I will now turn to consider the
second issue relating to the offer letter. The applicant contends that the
offer letter does not entitle the respondent to take the law into his own hands
and occupy the farm without the consent of the applicant or a court order.
What comes to mind is the question
posed by CHIDYAUSIKU CJ in Nyasha Chikafu
v Dodhill (Pvt) Ltd 2 Ors SC 28/09 which is:
“Can unlawful occupation constitutes
a defence to a claim for mandament van
spolie?”
After posing the above question,
CHIDYAUSIKU CJ continued with the following remarks:
“It is quite clear that the
authorities are divergent on this issue. One line of authorities, which
includes judgments of the High Court of Zimbabwe, supports the contention that
unlawful occupation can be a defence; while other authorities that include High
Court of Zimbabwe judgments as well, are to the effect that unlawful occupation
is irrelevant. Given this situation, whichever party lost in the High Court had
prospects of success as its contention is supported by a line of cases.”
PATEL J in Forrester Estate (Pvt) Ltd, supra
was of the view that the respondent in that matter, who is in the same
situation as the respondent in casu,
had minimal prospects of success. He said the view expressed by CHIDYAUSIKU CJ
in Chikafu supra were made orbisar
and that it cannot be relied upon to overrule the decision of the full bench of
the Supreme Court in Botha & Anor
v Berret 1996 (2) ZLR 73 (S) of 79
which enunciate the traditional requirements for the grant of a spoliation
order.
With the greatest of respect to
PATEL J, I am of the view that the respondents has prospects of success on appeal.
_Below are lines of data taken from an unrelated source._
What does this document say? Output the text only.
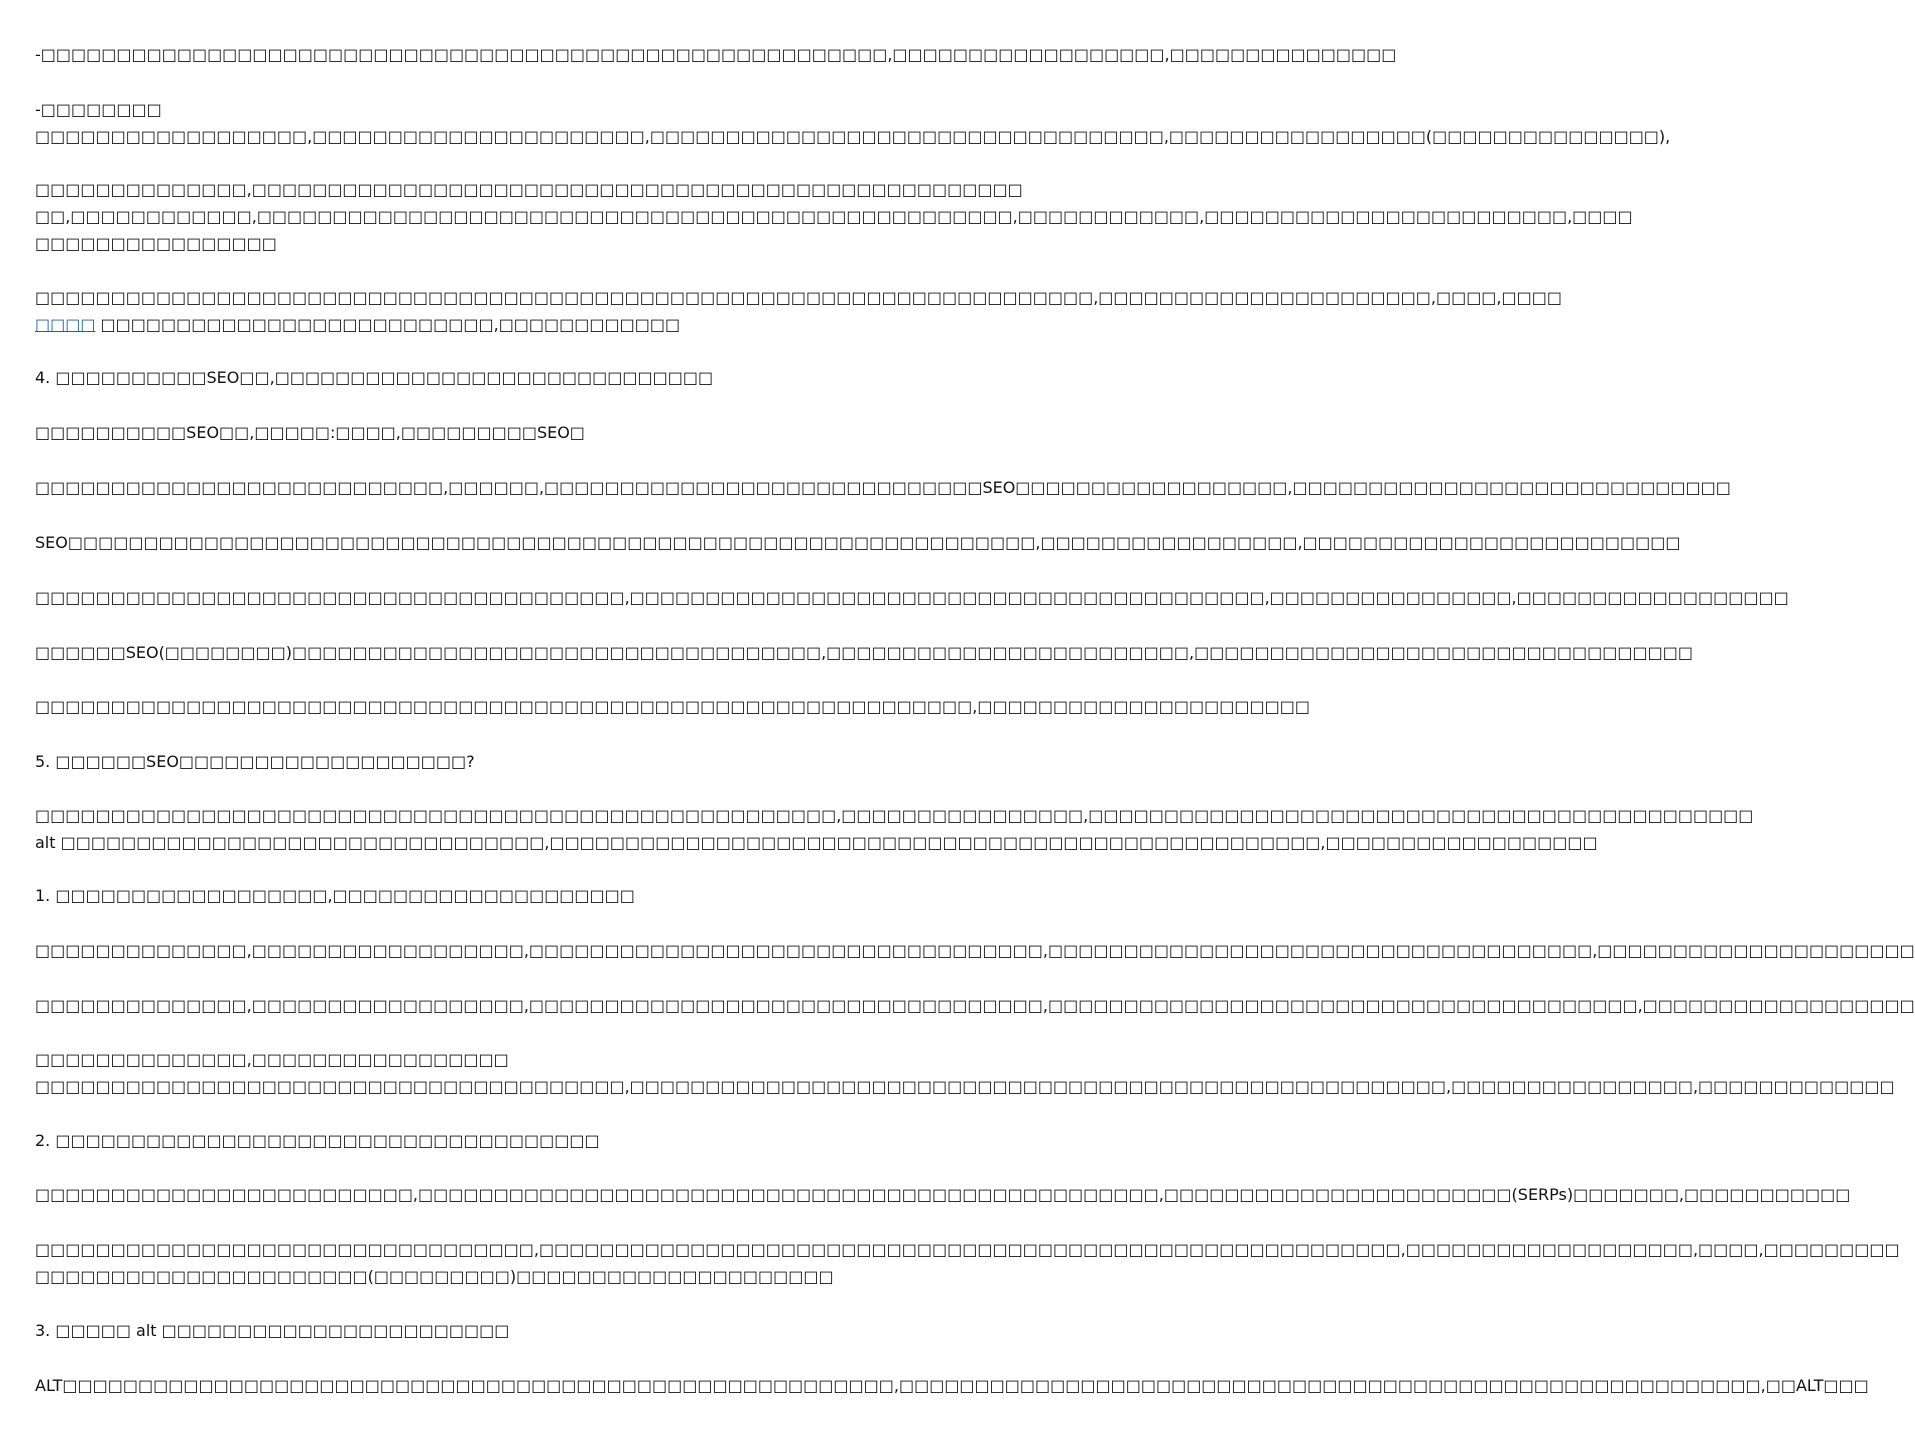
-□□□□□□□□□□□□□□□□□□□□□□□□□□□□□□□□□□□□□□□□□□□□□□□□□□□□□□□□,□□□□□□□□□□□□□□□□□□,□□□□□□□□□□□□□□□
-□□□□□□□□
□□□□□□□□□□□□□□□□□□,□□□□□□□□□□□□□□□□□□□□□□,□□□□□□□□□□□□□□□□□□□□□□□□□□□□□□□□□□,□□□□□□□□□□□□□□□□□(□□□□□□□□□□□□□□□),
□□□□□□□□□□□□□□,□□□□□□□□□□□□□□□□□□□□□□□□□□□□□□□□□□□□□□□□□□□□□□□□□□□
□□,□□□□□□□□□□□□,□□□□□□□□□□□□□□□□□□□□□□□□□□□□□□□□□□□□□□□□□□□□□□□□□□,□□□□□□□□□□□□,□□□□□□□□□□□□□□□□□□□□□□□□,□□□□
□□□□□□□□□□□□□□□□
□□□□□□□□□□□□□□□□□□□□□□□□□□□□□□□□□□□□□□□□□□□□□□□□□□□□□□□□□□□□□□□□□□□□□□,□□□□□□□□□□□□□□□□□□□□□□,□□□□,□□□□
□□□□ □□□□□□□□□□□□□□□□□□□□□□□□□□,□□□□□□□□□□□□
4. □□□□□□□□□□SEO□□,□□□□□□□□□□□□□□□□□□□□□□□□□□□□□
□□□□□□□□□□SEO□□,□□□□□:□□□□,□□□□□□□□□SEO□
□□□□□□□□□□□□□□□□□□□□□□□□□□□,□□□□□□,□□□□□□□□□□□□□□□□□□□□□□□□□□□□□SEO□□□□□□□□□□□□□□□□□□,□□□□□□□□□□□□□□□□□□□□□□□□□□□□□
SEO□□□□□□□□□□□□□□□□□□□□□□□□□□□□□□□□□□□□□□□□□□□□□□□□□□□□□□□□□□□□□□□□,□□□□□□□□□□□□□□□□□,□□□□□□□□□□□□□□□□□□□□□□□□□
□□□□□□□□□□□□□□□□□□□□□□□□□□□□□□□□□□□□□□□,□□□□□□□□□□□□□□□□□□□□□□□□□□□□□□□□□□□□□□□□□□,□□□□□□□□□□□□□□□□,□□□□□□□□□□□□□□□□□□
□□□□□□SEO(□□□□□□□□)□□□□□□□□□□□□□□□□□□□□□□□□□□□□□□□□□□□,□□□□□□□□□□□□□□□□□□□□□□□□,□□□□□□□□□□□□□□□□□□□□□□□□□□□□□□□□□
□□□□□□□□□□□□□□□□□□□□□□□□□□□□□□□□□□□□□□□□□□□□□□□□□□□□□□□□□□□□□□,□□□□□□□□□□□□□□□□□□□□□□
5. □□□□□□SEO□□□□□□□□□□□□□□□□□□□?
□□□□□□□□□□□□□□□□□□□□□□□□□□□□□□□□□□□□□□□□□□□□□□□□□□□□□,□□□□□□□□□□□□□□□□,□□□□□□□□□□□□□□□□□□□□□□□□□□□□□□□□□□□□□□□□□□□□
alt □□□□□□□□□□□□□□□□□□□□□□□□□□□□□□□□,□□□□□□□□□□□□□□□□□□□□□□□□□□□□□□□□□□□□□□□□□□□□□□□□□□□,□□□□□□□□□□□□□□□□□□
1. □□□□□□□□□□□□□□□□□□,□□□□□□□□□□□□□□□□□□□□
□□□□□□□□□□□□□□,□□□□□□□□□□□□□□□□□□,□□□□□□□□□□□□□□□□□□□□□□□□□□□□□□□□□□,□□□□□□□□□□□□□□□□□□□□□□□□□□□□□□□□□□□□,□□□□□□□□□□□□□□□□□□□□□
□□□□□□□□□□□□□□,□□□□□□□□□□□□□□□□□□,□□□□□□□□□□□□□□□□□□□□□□□□□□□□□□□□□□,□□□□□□□□□□□□□□□□□□□□□□□□□□□□□□□□□□□□□□□,□□□□□□□□□□□□□□□□□□
□□□□□□□□□□□□□□,□□□□□□□□□□□□□□□□□
□□□□□□□□□□□□□□□□□□□□□□□□□□□□□□□□□□□□□□□,□□□□□□□□□□□□□□□□□□□□□□□□□□□□□□□□□□□□□□□□□□□□□□□□□□□□□□,□□□□□□□□□□□□□□□□,□□□□□□□□□□□□□
2. □□□□□□□□□□□□□□□□□□□□□□□□□□□□□□□□□□□□
□□□□□□□□□□□□□□□□□□□□□□□□□,□□□□□□□□□□□□□□□□□□□□□□□□□□□□□□□□□□□□□□□□□□□□□□□□□,□□□□□□□□□□□□□□□□□□□□□□□(SERPs)□□□□□□□,□□□□□□□□□□□
□□□□□□□□□□□□□□□□□□□□□□□□□□□□□□□□□,□□□□□□□□□□□□□□□□□□□□□□□□□□□□□□□□□□□□□□□□□□□□□□□□□□□□□□□□□,□□□□□□□□□□□□□□□□□□□,□□□□,□□□□□□□□□
□□□□□□□□□□□□□□□□□□□□□□(□□□□□□□□□)□□□□□□□□□□□□□□□□□□□□□
3. □□□□□ alt □□□□□□□□□□□□□□□□□□□□□□□
ALT□□□□□□□□□□□□□□□□□□□□□□□□□□□□□□□□□□□□□□□□□□□□□□□□□□□□□□□,□□□□□□□□□□□□□□□□□□□□□□□□□□□□□□□□□□□□□□□□□□□□□□□□□□□□□□□□□,□□ALT□□□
The judgments of this court regarding spoliation have sent divergent views to
litigants. The issue is now before the Supreme Court for the court to make a
pronouncement on the various conflicting judgments of the court. The judgments
which support the respondents position make very good reading. See Konrad Van der Merwe v Nixon Chirinda & 2 Ors HC 3217/07, Top Crop (1976) Pvt Ltd & Anor v Minister
of Lands, Land Reform and Resettlement & Anor HH 74-09 and Andrew Roy Ferera & Anor v Bessie Nhendera HC 3995/08. In view of
that the best approach, in the circumstances, would be to await the Supreme
Court decision which might go either way.
Both parties had made
preparation for 2009/2010 farming season. They are both likely to suffer some
prejudice. In view of my finding regarding prospects of success the balance of
convenience favours that the first respondent remains on the farm pending the
determination of the appeal.
Accordingly, I make the
following order
1.
The
application is dismissed.
2.
The
applicant to pay first respondent's costs.